The main thing to add here is the patients, when they log into the system and turn it on, they’re presented with kind of a step-function approach to engaging with the platform. They are also presented with video training that is part of the system as well. So they have on-the-spot video training on the system. Once they’ve watched it, they get it.

It’s a very simple and easy-to-use interface. It was designed through ethnographic research. Let’s start with the blood sugar levels and get that under control. Then, let’s step you into education that’s delivered just in time. If your blood sugar is high, we may deliver certain content to you. If it’s under control, we’re going to congratulate you and reinforce that behavior through the platform, and through a series of questions that we call “Daily Health Sessions.” Those daily sessions evolve over time to move the patient from first, let’s get control of the physiological component, and then let’s move into being able to better manage your condition. That’s really the promise of the platform. We progress the patient through to self-management. That’s really when you begin to see patients really engaging with the platform. They feel somebody’s taking care of them, even though it’s remote. Their usage of the platform and their adherence to the care plan is very high, and that’s what we like to see as the patients engage through the process. The interface is super simple, so we don’t have those fears of, “I can’t do it.” They get engaged with the platform.

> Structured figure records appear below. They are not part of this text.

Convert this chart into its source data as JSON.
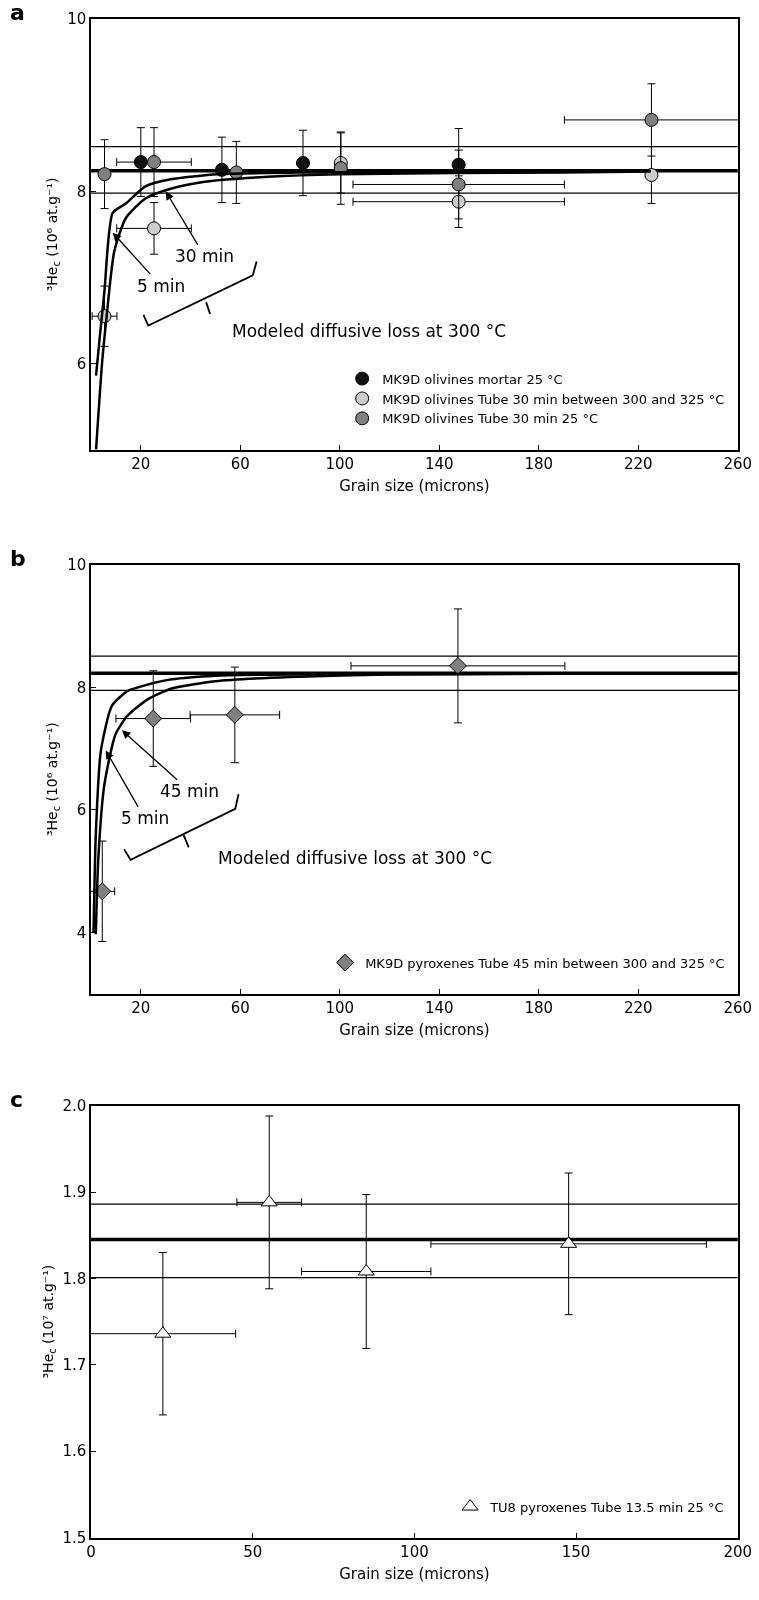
{
  "chart_data": [
    {
      "type": "scatter",
      "title": "a",
      "xlabel": "Grain size (microns)",
      "ylabel": "³He$_{c}$ (10⁶ at.g⁻¹)",
      "xlim": [
        0,
        260
      ],
      "xticks": [
        20,
        60,
        100,
        140,
        180,
        220,
        260
      ],
      "ylim": [
        5,
        10
      ],
      "yticks": [
        6,
        8,
        10
      ],
      "marker": "circle",
      "legend": "bottom right",
      "grid": false,
      "series": [
        {
          "name": "MK9D olivines mortar 25 °C",
          "color": "#111111",
          "x": [
            20,
            52.6,
            85.2,
            147.8
          ],
          "values": [
            8.34,
            8.25,
            8.33,
            8.31
          ],
          "errors": [
            0.4,
            0.38,
            0.38,
            0.42
          ]
        },
        {
          "name": "MK9D olivines Tube 30 min between 300 and 325 °C",
          "color": "#cccccc",
          "x": [
            5.4,
            25.3,
            100.4,
            147.8,
            225.3
          ],
          "values": [
            6.55,
            7.57,
            8.33,
            7.88,
            8.19
          ],
          "errors": [
            0.35,
            0.3,
            0.35,
            0.3,
            0.33
          ],
          "xerrors": [
            5,
            15,
            null,
            42.5,
            null
          ]
        },
        {
          "name": "MK9D olivines Tube 30 min 25 °C",
          "color": "#808080",
          "x": [
            5.4,
            25.3,
            58.4,
            100.4,
            147.8,
            225.3
          ],
          "values": [
            8.2,
            8.34,
            8.22,
            8.27,
            8.08,
            8.83
          ],
          "errors": [
            0.4,
            0.4,
            0.36,
            0.42,
            0.4,
            0.42
          ],
          "xerrors": [
            null,
            15,
            null,
            null,
            42.5,
            35
          ]
        },
        {
          "type": "line",
          "marker": "none",
          "color": "#000000",
          "x": [
            2,
            3.4,
            5.4,
            8.7,
            14,
            22,
            32,
            51,
            90,
            190,
            225
          ],
          "values": [
            5.86,
            6.28,
            6.85,
            7.75,
            7.86,
            8.06,
            8.14,
            8.2,
            8.22,
            8.24,
            8.24
          ]
        },
        {
          "type": "line",
          "marker": "none",
          "color": "#000000",
          "x": [
            2,
            4.4,
            6.3,
            9.3,
            14,
            22,
            32,
            45,
            71,
            100,
            190,
            225
          ],
          "values": [
            5,
            6.0,
            6.56,
            7.3,
            7.69,
            7.92,
            8.03,
            8.11,
            8.17,
            8.2,
            8.22,
            8.23
          ]
        }
      ],
      "ref_lines": [
        {
          "axis": "y",
          "value": 8.24
        },
        {
          "axis": "y",
          "value": 8.52
        },
        {
          "axis": "y",
          "value": 7.98
        }
      ],
      "annotations": [
        {
          "text": "5 min",
          "x": 8.7,
          "y": 7.52
        },
        {
          "text": "30 min",
          "x": 30,
          "y": 8.0
        },
        "Modeled diffusive loss at 300 °C"
      ]
    },
    {
      "type": "scatter",
      "title": "b",
      "xlabel": "Grain size (microns)",
      "ylabel": "³He$_{c}$ (10⁶ at.g⁻¹)",
      "xlim": [
        0,
        260
      ],
      "xticks": [
        20,
        60,
        100,
        140,
        180,
        220,
        260
      ],
      "ylim": [
        3,
        10
      ],
      "yticks": [
        4,
        6,
        8,
        10
      ],
      "marker": "diamond",
      "legend": "bottom right",
      "grid": false,
      "series": [
        {
          "name": "MK9D pyroxenes Tube 45 min between 300 and 325 °C",
          "color": "#808080",
          "x": [
            4.5,
            25,
            57.8,
            147.5
          ],
          "values": [
            4.67,
            7.49,
            7.55,
            8.35
          ],
          "errors": [
            0.82,
            0.78,
            0.78,
            0.93
          ],
          "xerrors": [
            5,
            15,
            18,
            43
          ]
        },
        {
          "type": "line",
          "marker": "none",
          "color": "#000000",
          "x": [
            1,
            1.9,
            3.9,
            8.4,
            14.7,
            20.6,
            32.4,
            50,
            80,
            225
          ],
          "values": [
            4.0,
            5.6,
            6.95,
            7.7,
            7.94,
            8.02,
            8.13,
            8.19,
            8.21,
            8.23
          ]
        },
        {
          "type": "line",
          "marker": "none",
          "color": "#000000",
          "x": [
            1.9,
            2.9,
            5.3,
            9.8,
            14.7,
            22.6,
            32.4,
            50,
            80,
            119,
            225
          ],
          "values": [
            3.97,
            5.2,
            6.4,
            7.23,
            7.54,
            7.8,
            7.98,
            8.1,
            8.17,
            8.21,
            8.23
          ]
        }
      ],
      "ref_lines": [
        {
          "axis": "y",
          "value": 8.23
        },
        {
          "axis": "y",
          "value": 8.51
        },
        {
          "axis": "y",
          "value": 7.95
        }
      ],
      "annotations": [
        {
          "text": "5 min",
          "x": 5.9,
          "y": 6.97
        },
        {
          "text": "45 min",
          "x": 12.4,
          "y": 7.3
        },
        "Modeled diffusive loss at 300 °C"
      ]
    },
    {
      "type": "scatter",
      "title": "c",
      "xlabel": "Grain size (microns)",
      "ylabel": "³He$_{c}$ (10⁷ at.g⁻¹)",
      "xlim": [
        0,
        200
      ],
      "xticks": [
        0,
        50,
        100,
        150,
        200
      ],
      "ylim": [
        1.5,
        2.0
      ],
      "yticks": [
        1.5,
        1.6,
        1.7,
        1.8,
        1.9,
        {
          "value": 2.0,
          "label": "2.0"
        }
      ],
      "marker": "triangle",
      "legend": "bottom right",
      "grid": false,
      "series": [
        {
          "name": "TU8 pyroxenes Tube 13.5 min 25 °C",
          "color": "#ffffff",
          "x": [
            22.2,
            55.1,
            85.1,
            147.7
          ],
          "values": [
            1.736,
            1.888,
            1.808,
            1.84
          ],
          "errors": [
            0.094,
            0.1,
            0.089,
            0.082
          ],
          "xerrors": [
            22.5,
            10,
            20,
            42.6
          ]
        }
      ],
      "ref_lines": [
        {
          "axis": "y",
          "value": 1.845
        },
        {
          "axis": "y",
          "value": 1.886
        },
        {
          "axis": "y",
          "value": 1.801
        }
      ]
    }
  ]
}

JF: What sorts of benchmarks do you use internally in terms of when are you going to really start looking at results?

SS: Speaking of a follow-up schedule, to be realistic, the first opportunity to do that will probably be the tail end of May. We get things launched in March, and then we plan to get about a month of data. You need about 60 days of data to work out the kinks. We want to ask, “Okay, how much of an impact are we having on AC1 levels? How much influence are we having on weight gain and reduction in weight, adherence to glucose monitoring, self-monitoring and etc.?” It takes a couple of months, even though we’re doing all of that starting in March, for the data to come out and be analyzed.